America is witnessing in real time what Heritage Foundation President, Kevin Roberts, describes as a “second American Revolution” that will be bloodless “if the left allows it to be;” a not-so-subtle threat consistent with MAGA’s pledge to “take our country back,” which Democratic voters don’t seem to be taking seriously enough.

There seems to be a failure of the most vulnerable in our contemporary political climate to recognize the current liberties enjoyed by the country’s nonwhite population as an outlier within the context of America’s racial history. The decreasing population of people who identify as white in tandem with nonwhite Americans’ increasing population and political clout is seen as an unacceptable peril not only by extremist white elements, but many who publicly identify as progressive but fear losing their privileged cultural status.

When the Civil Rights Act was passed 60 years ago this month, the United States population was essentially Black and white. In 1964, whites were 85% of the population and African Americans were 11%. Less than 4% of the population were Latino and Asian. Foreign-born were less than 6% of the total.

By comparison, the 2020 U.S. Census reveals that among white Americans only 61.6% self-identify as ‘white alone.’ African Americans total 12.8%, the Hispanic population is 19.5%, and Asians number 6.1%. According to the American Immigration Council, “13.8 percent of the nation’s [current] residents are foreign-born, more than half of whom are naturalized citizens.”

These drastic changes in the country’s demographics and the corresponding liberalization in public policy intended to accommodate America’s growing multiculturalism, appearing to many whites to be at their expense, has caused an increasingly violent, extremist backlash, vocalized as the desire to Make America Great Again; when white supremacy was the official – and legal – social construct.

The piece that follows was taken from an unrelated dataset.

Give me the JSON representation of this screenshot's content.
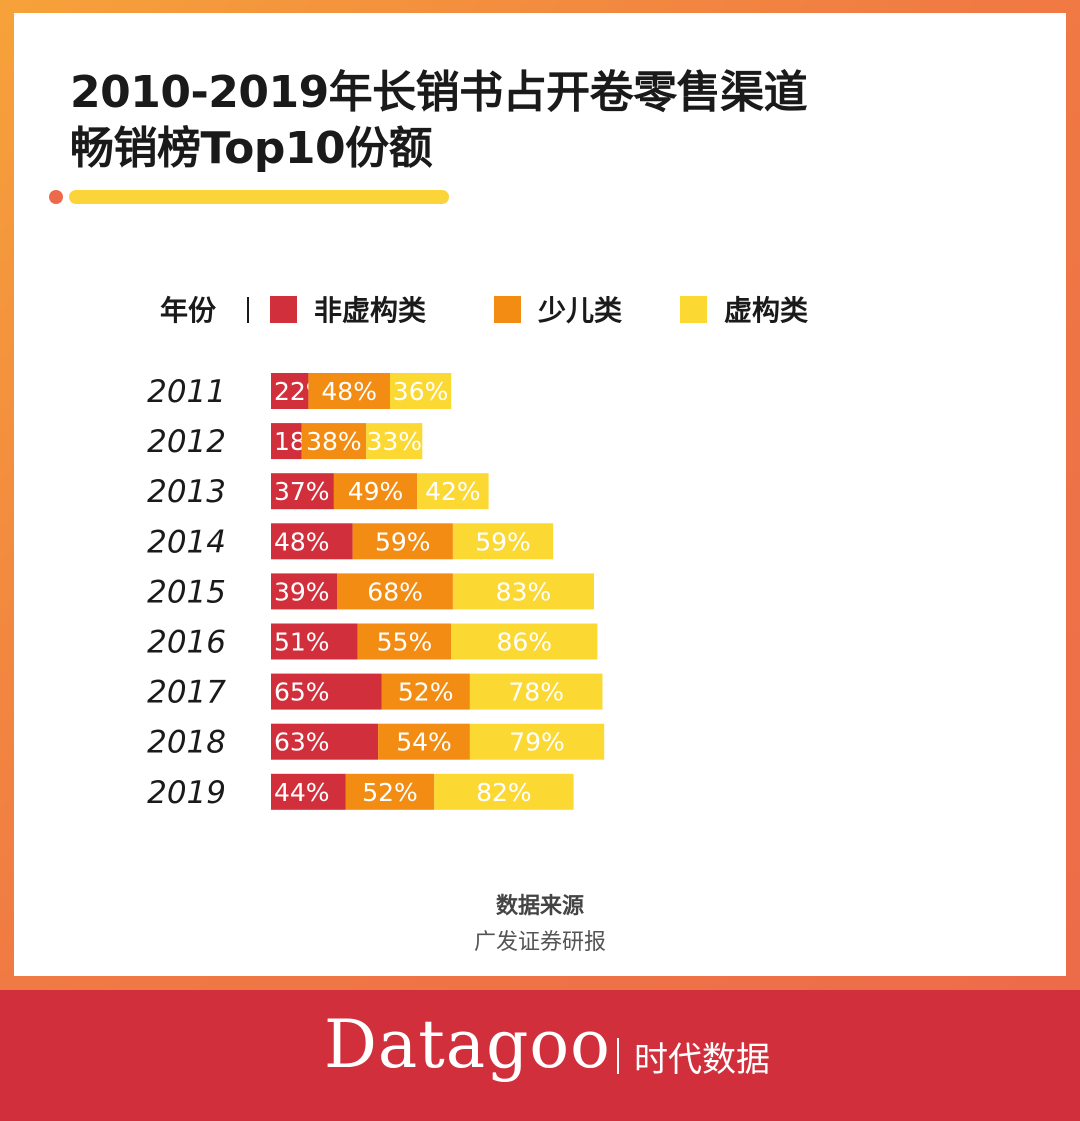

The final straw for fed up, aggrieved whites, was the realization in January 2009 that “n****rs” would be sleeping in the White House. During Barrack Obama’s inauguration celebration on January 20, 2009, fifteen members of the top Republican leadership cried in their beers at the Caucus Room steakhouse in downtown D.C., pledging to defeat Obama and make him a failed one-term president. Their vindictiveness mirrored the mood of the electorate.

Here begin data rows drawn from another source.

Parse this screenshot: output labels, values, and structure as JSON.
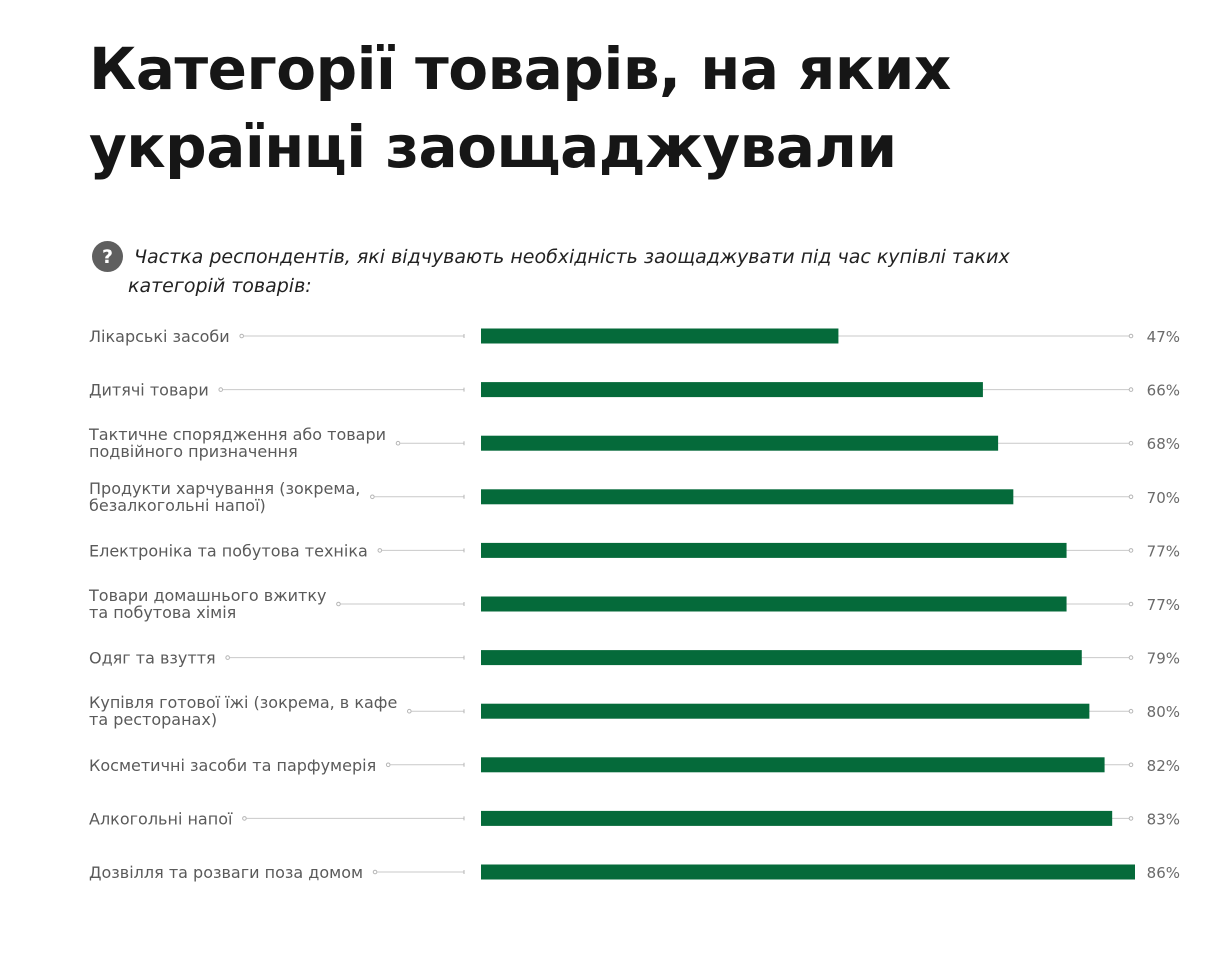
{
  "title": "Категорії товарів, на яких українці заощаджували",
  "subtitle": "Частка респондентів, які відчувають необхідність заощаджувати під час купівлі таких категорій товарів:",
  "icons": {
    "help": "question-circle-icon"
  },
  "colors": {
    "bar": "#056a3a",
    "track": "#c9c9c9",
    "label": "#5a5a5a",
    "title": "#161616"
  },
  "chart_data": {
    "type": "bar",
    "orientation": "horizontal",
    "title": "Категорії товарів, на яких українці заощаджували",
    "subtitle": "Частка респондентів, які відчувають необхідність заощаджувати під час купівлі таких категорій товарів:",
    "xlim": [
      0,
      86
    ],
    "grid": false,
    "categories": [
      "Лікарські засоби",
      "Дитячі товари",
      "Тактичне спорядження або товари подвійного призначення",
      "Продукти харчування (зокрема, безалкогольні напої)",
      "Електроніка та побутова техніка",
      "Товари домашнього вжитку та побутова хімія",
      "Одяг та взуття",
      "Купівля готової їжі (зокрема, в кафе та ресторанах)",
      "Косметичні засоби та парфумерія",
      "Алкогольні напої",
      "Дозвілля та розваги поза домом"
    ],
    "category_lines": [
      [
        "Лікарські засоби"
      ],
      [
        "Дитячі товари"
      ],
      [
        "Тактичне спорядження або товари",
        "подвійного призначення"
      ],
      [
        "Продукти харчування (зокрема,",
        "безалкогольні напої)"
      ],
      [
        "Електроніка та побутова техніка"
      ],
      [
        "Товари домашнього вжитку",
        "та побутова хімія"
      ],
      [
        "Одяг та взуття"
      ],
      [
        "Купівля готової їжі (зокрема, в кафе",
        "та ресторанах)"
      ],
      [
        "Косметичні засоби та парфумерія"
      ],
      [
        "Алкогольні напої"
      ],
      [
        "Дозвілля та розваги поза домом"
      ]
    ],
    "values": [
      47,
      66,
      68,
      70,
      77,
      77,
      79,
      80,
      82,
      83,
      86
    ],
    "value_labels": [
      "47%",
      "66%",
      "68%",
      "70%",
      "77%",
      "77%",
      "79%",
      "80%",
      "82%",
      "83%",
      "86%"
    ]
  }
}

In each subsequent presidential election year since 2008, the polarization of the electorate has become clearer. According to a 2011 Gallup Poll “Americans identifying as Democrats or leaning Democratic has fallen from 50% to 43%.” A 2012 Pew Research survey reported that: “Democrats now have a five-point lead in party affiliation… (48% to 43%) …down from a 12-point advantage in 2008 (51% to 39%). A 2021 Yale University report “concludes that people switching their votes from Democrat to Republican better explains the GOP’s success in 2016 than did increased turnout.”

In 2020, Pew Research found “49% of all registered voters either identify as Democrats or lean to the party, while 44% identify as Republicans or lean to the GOP. However, despite the current Republican nominee being twice impeached, an adjudicated rapist, convicted 34 times as a felon, being an insurrectionist, and a serial liar, polls have him in a dead heat for president against Joe Biden.

The momentum to succeed is in Trump’s favor because the grass roots, the Republican establishment, and very wealthy right wing extremist benefactors are solidly unified, while Democrats are in total disarray and ununified, flirting with the idea of abandoning a very successful, highly experienced standard bearer with only weeks left before the election. The ensuing chaos would guarantee a MAGA win.

President Biden has appealed for us to “stand together.” I am making a personal appeal to multicultural “Americans of goodwill,” an ideal I adopted from Barack Obama, to unconditionally unify against the forces who oppose our best interests. Please sign the M.A.G.A. Pledge to encourage an overwhelming outpouring on Unity Day, October 16, 2024 – three weeks before Election Day – to rally the vote for Democracy. The office of my retiring Maryland U.S. Senator, Ben Cardin, has been gracious enough to transmit the M.A.G.A. Pledge on my behalf to President Joe Biden, requesting his support.